Para levar essa ideia adiante, foi preciso uma espécie de triunvirato, formado por Júlio de Mesquita Filho – dono do jornal O Estado de S. Paulo e um dos principais idealizadores da criação da USP –, Georges Dumas, porta-voz do Groupement des Universités et Grandes Écoles de France pour les relations avec l’Amérique Latine (1907-1940) e responsável pela criação, em São Paulo, do Liceu Franco-Brasileiro e do Instituto Técnico Franco-Paulista, fundados em 1925 – e pelo professor Teodoro Ramos, da Escola Politécnica e primeiro diretor da recém-criada FFCL. 

Os laços pessoais estabelecidos entre Dumas e Júlio de Mesquita Filho, ao lado da francofilia reinante entre os membros das elites ilustradas brasileiras, são dois dos fatores que podem explicar a escolha de franceses para compor o corpo docente da Universidade no domínio das Humanidades. Mas não só franceses: para lecionar na recém-fundada unidade vieram também, entre 1934 e 1944,  italianos, alemães e alguns poucos portugueses, espanhóis e estadunidenses. A chegada desses estrangeiros possibilitou a criação de uma universidade com formações diversas, pouco exploradas até então no Brasil: a maior parte deles foi convocada para ministrar disciplinas de áreas como filosofia, biologia, química, física, matemática, história e sociologia.

Coube, então, a Teodoro Ramos a contratação dos professores estrangeiros. E ele tinha uma missão adicional: não contratar professores consagrados. A proposta era encontrar jovens que estivessem dispostos a vir criar uma universidade em um país distante como o Brasil. Na verdade, a contratação dos professores – principalmente os franceses, naquela que ficou conhecida como “missão francesa” – se deu em três fases distintas. 
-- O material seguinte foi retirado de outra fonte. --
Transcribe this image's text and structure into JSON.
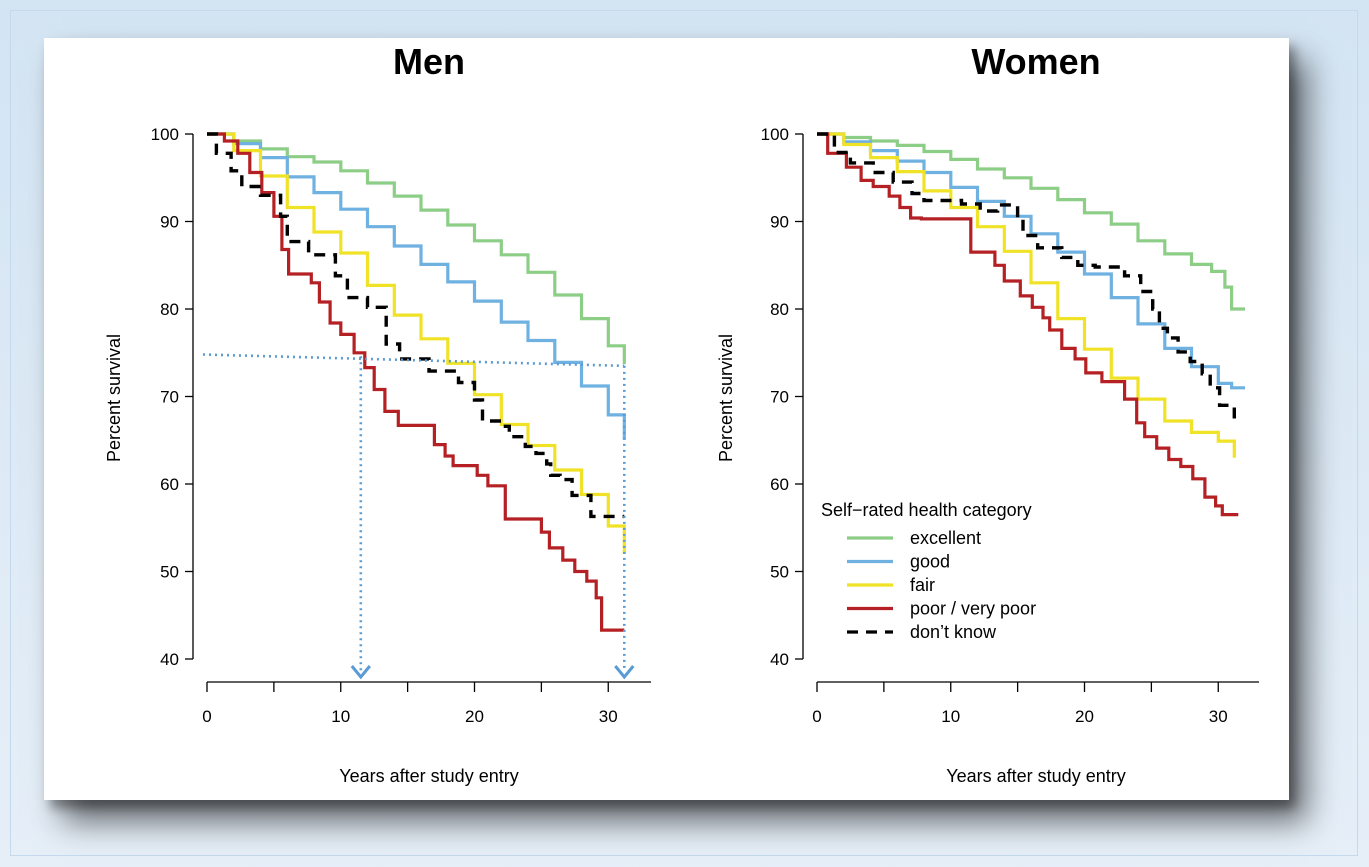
{
  "chart_data": [
    {
      "type": "line",
      "title": "Men",
      "xlabel": "Years after study entry",
      "ylabel": "Percent survival",
      "xlim": [
        0,
        32
      ],
      "ylim": [
        40,
        100
      ],
      "xticks": [
        0,
        10,
        20,
        30
      ],
      "yticks": [
        40,
        50,
        60,
        70,
        80,
        90,
        100
      ],
      "series": [
        {
          "name": "excellent",
          "color": "#8dce87",
          "style": "step",
          "x": [
            0,
            2,
            4,
            6,
            8,
            10,
            12,
            14,
            16,
            18,
            20,
            22,
            24,
            26,
            28,
            30,
            31.2
          ],
          "y": [
            100,
            99.2,
            98.3,
            97.4,
            96.8,
            95.8,
            94.4,
            92.9,
            91.3,
            89.6,
            87.8,
            86.2,
            84.2,
            81.6,
            78.9,
            75.8,
            73.7
          ]
        },
        {
          "name": "good",
          "color": "#6fb1e0",
          "style": "step",
          "x": [
            0,
            2,
            4,
            6,
            8,
            10,
            12,
            14,
            16,
            18,
            20,
            22,
            24,
            26,
            28,
            30,
            31.2
          ],
          "y": [
            100,
            98.9,
            97.3,
            95.1,
            93.3,
            91.4,
            89.4,
            87.2,
            85.1,
            83.1,
            80.9,
            78.5,
            76.4,
            73.9,
            71.2,
            67.9,
            65.1
          ]
        },
        {
          "name": "fair",
          "color": "#f0e226",
          "style": "step",
          "x": [
            0,
            2,
            4,
            6,
            8,
            10,
            12,
            14,
            16,
            18,
            20,
            22,
            24,
            26,
            28,
            30,
            31.2
          ],
          "y": [
            100,
            98.1,
            95.2,
            91.6,
            88.8,
            86.4,
            82.7,
            79.3,
            76.6,
            73.8,
            70.2,
            66.8,
            64.4,
            61.6,
            58.8,
            55.2,
            52.0
          ]
        },
        {
          "name": "poor / very poor",
          "color": "#b52024",
          "style": "step",
          "x": [
            0,
            1.3,
            2.3,
            3.2,
            4.1,
            5.0,
            5.6,
            6.1,
            7.8,
            8.4,
            9.2,
            10.0,
            11.0,
            11.8,
            12.5,
            13.3,
            14.3,
            17.0,
            17.8,
            18.4,
            20.2,
            21.0,
            22.3,
            22.8,
            25.0,
            25.6,
            26.6,
            27.5,
            28.4,
            29.1,
            29.5,
            31.2
          ],
          "y": [
            100,
            99.2,
            97.8,
            95.6,
            93.3,
            90.6,
            86.8,
            84.0,
            83.0,
            80.8,
            78.4,
            77.1,
            75.0,
            73.3,
            70.8,
            68.3,
            66.7,
            64.5,
            63.2,
            62.1,
            61.0,
            59.8,
            56.0,
            56.0,
            54.5,
            52.7,
            51.3,
            50.0,
            48.9,
            47.0,
            43.3,
            43.3
          ]
        },
        {
          "name": "don’t know",
          "color": "#000000",
          "style": "dash",
          "x": [
            0,
            0.7,
            1.8,
            2.6,
            4.0,
            5.5,
            6.0,
            7.6,
            9.6,
            10.5,
            12.0,
            13.4,
            14.4,
            16.6,
            18.8,
            20.0,
            20.6,
            22.0,
            22.6,
            23.8,
            24.6,
            25.4,
            25.7,
            26.4,
            27.3,
            28.7,
            31.2
          ],
          "y": [
            100,
            97.8,
            95.8,
            94.0,
            93.0,
            90.6,
            87.7,
            86.2,
            83.8,
            81.3,
            80.2,
            76.0,
            74.3,
            72.9,
            71.6,
            69.6,
            67.2,
            66.6,
            65.4,
            64.3,
            63.5,
            62.3,
            61.0,
            60.5,
            58.7,
            56.3,
            56.3
          ]
        }
      ],
      "annotations": {
        "dotted_guides": {
          "y_level": 74.5,
          "x_points": [
            11.5,
            31.2
          ],
          "color": "#5b9bd5"
        }
      }
    },
    {
      "type": "line",
      "title": "Women",
      "xlabel": "Years after study entry",
      "ylabel": "Percent survival",
      "xlim": [
        0,
        32
      ],
      "ylim": [
        40,
        100
      ],
      "xticks": [
        0,
        10,
        20,
        30
      ],
      "yticks": [
        40,
        50,
        60,
        70,
        80,
        90,
        100
      ],
      "legend": {
        "title": "Self−rated health category",
        "position": "bottom-left",
        "entries": [
          "excellent",
          "good",
          "fair",
          "poor / very poor",
          "don’t know"
        ]
      },
      "series": [
        {
          "name": "excellent",
          "color": "#8dce87",
          "style": "step",
          "x": [
            0,
            2,
            4,
            6,
            8,
            10,
            12,
            14,
            16,
            18,
            20,
            22,
            24,
            26,
            28,
            29.5,
            30.5,
            31.0,
            32.0
          ],
          "y": [
            100,
            99.6,
            99.2,
            98.7,
            98.0,
            97.1,
            96.0,
            95.0,
            93.8,
            92.5,
            91.0,
            89.7,
            87.8,
            86.3,
            85.1,
            84.3,
            82.5,
            80.0,
            80.0
          ]
        },
        {
          "name": "good",
          "color": "#6fb1e0",
          "style": "step",
          "x": [
            0,
            2,
            4,
            6,
            8,
            10,
            12,
            14,
            16,
            18,
            20,
            22,
            24,
            26,
            28,
            30,
            31.0,
            32.0
          ],
          "y": [
            100,
            99.1,
            98.1,
            96.9,
            95.6,
            93.9,
            92.3,
            90.6,
            88.6,
            86.5,
            84.0,
            81.3,
            78.3,
            75.5,
            73.4,
            71.5,
            71.0,
            71.0
          ]
        },
        {
          "name": "fair",
          "color": "#f0e226",
          "style": "step",
          "x": [
            0,
            2,
            4,
            6,
            8,
            10,
            12,
            14,
            16,
            18,
            20,
            22,
            24,
            26,
            28,
            30,
            31.2
          ],
          "y": [
            100,
            98.8,
            97.3,
            95.7,
            93.5,
            91.6,
            89.4,
            86.6,
            83.0,
            78.9,
            75.4,
            72.1,
            69.7,
            67.2,
            65.9,
            64.9,
            63.0
          ]
        },
        {
          "name": "poor / very poor",
          "color": "#b52024",
          "style": "step",
          "x": [
            0,
            0.8,
            2.2,
            3.3,
            4.2,
            5.4,
            6.2,
            7.0,
            7.8,
            8.8,
            11.5,
            13.3,
            14.0,
            15.2,
            16.1,
            16.9,
            17.4,
            18.3,
            19.3,
            20.1,
            21.3,
            23.0,
            23.9,
            24.5,
            25.4,
            26.3,
            27.2,
            28.1,
            29.0,
            29.8,
            30.3,
            31.5
          ],
          "y": [
            100,
            97.8,
            96.2,
            94.7,
            94.0,
            92.9,
            91.6,
            90.4,
            90.3,
            90.3,
            86.5,
            85.0,
            83.2,
            81.5,
            80.2,
            79.0,
            77.6,
            75.5,
            74.3,
            72.7,
            71.7,
            69.7,
            67.0,
            65.4,
            64.1,
            62.8,
            62.0,
            60.6,
            58.5,
            57.5,
            56.5,
            56.5
          ]
        },
        {
          "name": "don’t know",
          "color": "#000000",
          "style": "dash",
          "x": [
            0,
            1.3,
            2.5,
            4.2,
            5.7,
            7.1,
            8.0,
            10.8,
            12.2,
            13.5,
            15.0,
            15.4,
            16.5,
            18.3,
            19.5,
            20.8,
            23.0,
            24.2,
            25.1,
            25.6,
            26.2,
            27.0,
            27.9,
            28.8,
            29.4,
            30.1,
            31.2
          ],
          "y": [
            100,
            97.9,
            96.7,
            95.6,
            94.5,
            93.2,
            92.4,
            92.0,
            91.2,
            91.9,
            90.0,
            88.4,
            87.0,
            85.9,
            85.0,
            84.8,
            83.8,
            82.0,
            80.0,
            77.8,
            76.7,
            75.1,
            74.0,
            72.6,
            71.0,
            69.0,
            66.6
          ]
        }
      ]
    }
  ]
}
Em 1934, são contratados professores experientes em universidades e liceus franceses, com o objetivo de abrir os cursos. Dos seis nomes que compõem essa primeira leva — Émile Coornaert (história), Pierre Deffontaines (geografia), Robert Garric (literatura francesa), Paul-Arbousse Bastide (sociologia), Étienne Borne (filosofia e psicologia) e Michel Berveiller (literatura greco-latina) — somente Berveiller e Arbousse-Bastide renovaram os seus contratos com a Universidade no ano seguinte. Em 1935, o perfil do grupo já era outro, assim como a duração dos contratos, agora de três anos: são agora jovens agrégés, sem experiência no ensino superior, com exceção de Fernand Braudel, na época com 32 anos.
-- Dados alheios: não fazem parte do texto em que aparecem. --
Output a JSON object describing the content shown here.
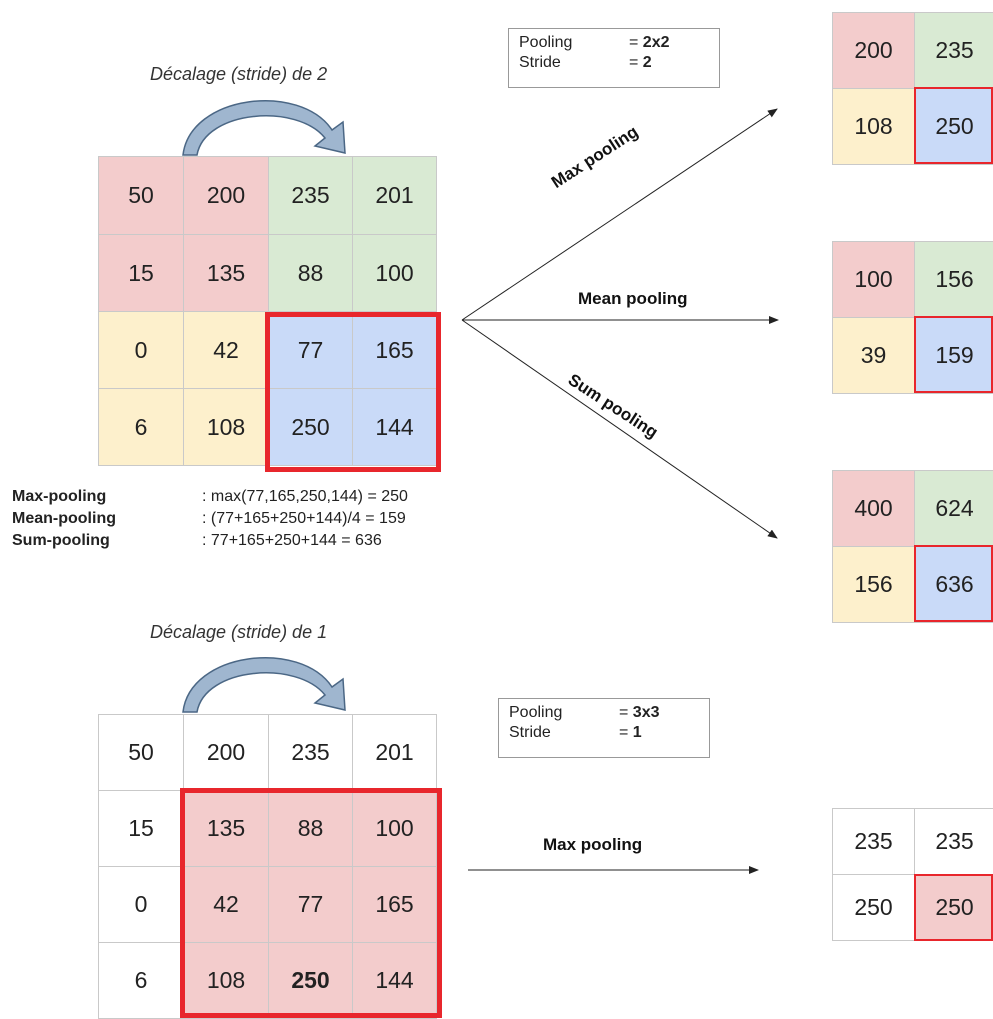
{
  "top": {
    "caption": "Décalage (stride) de 2",
    "info": {
      "pooling_key": "Pooling",
      "pooling_val": "2x2",
      "stride_key": "Stride",
      "stride_val": "2"
    },
    "input": [
      [
        "50",
        "200",
        "235",
        "201"
      ],
      [
        "15",
        "135",
        "88",
        "100"
      ],
      [
        "0",
        "42",
        "77",
        "165"
      ],
      [
        "6",
        "108",
        "250",
        "144"
      ]
    ],
    "formulas": [
      {
        "label": "Max-pooling",
        "expr": ": max(77,165,250,144) = 250"
      },
      {
        "label": "Mean-pooling",
        "expr": ": (77+165+250+144)/4 = 159"
      },
      {
        "label": "Sum-pooling",
        "expr": ": 77+165+250+144 = 636"
      }
    ],
    "arrows": {
      "max": "Max pooling",
      "mean": "Mean pooling",
      "sum": "Sum pooling"
    },
    "outputs": {
      "max": [
        [
          "200",
          "235"
        ],
        [
          "108",
          "250"
        ]
      ],
      "mean": [
        [
          "100",
          "156"
        ],
        [
          "39",
          "159"
        ]
      ],
      "sum": [
        [
          "400",
          "624"
        ],
        [
          "156",
          "636"
        ]
      ]
    }
  },
  "bottom": {
    "caption": "Décalage (stride) de 1",
    "info": {
      "pooling_key": "Pooling",
      "pooling_val": "3x3",
      "stride_key": "Stride",
      "stride_val": "1"
    },
    "input": [
      [
        "50",
        "200",
        "235",
        "201"
      ],
      [
        "15",
        "135",
        "88",
        "100"
      ],
      [
        "0",
        "42",
        "77",
        "165"
      ],
      [
        "6",
        "108",
        "250",
        "144"
      ]
    ],
    "arrow": "Max pooling",
    "output": [
      [
        "235",
        "235"
      ],
      [
        "250",
        "250"
      ]
    ]
  },
  "colors": {
    "pink": "#f3cccc",
    "green": "#d9ead3",
    "yellow": "#fdf0cc",
    "blue": "#c9daf8",
    "red": "#e8262c",
    "arrow_fill": "#9fb6cf"
  }
}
Além do professor de história, chegam ao País neste momento Pierre Hourcade (literatura francesa), Pierre Monbeig (geografia), Claude Lévi-Strauss (segunda cadeira de sociologia, na época professor secundarista e com 26 anos) e Jean Maugüé (filosofia, que Antonio Candido considerava seu professor mais marcante). A partir de 1938, são convidados docentes mais velhos, e chegam Roger Bastide, substituindo Lévi-Strauss, Jean Gagé (no lugar de Braudel), Alfred Bonzon (literatura francesa) e Paul Hugon (economia), que se estabelecerá definitivamente no País. 

“A seleção desses professores teve um critério totalmente aleatório. Lévi-Strauss conta, no primeiro capítulo de Tristes Trópicos, que era formado em filosofia, mas desejava ser antropólogo.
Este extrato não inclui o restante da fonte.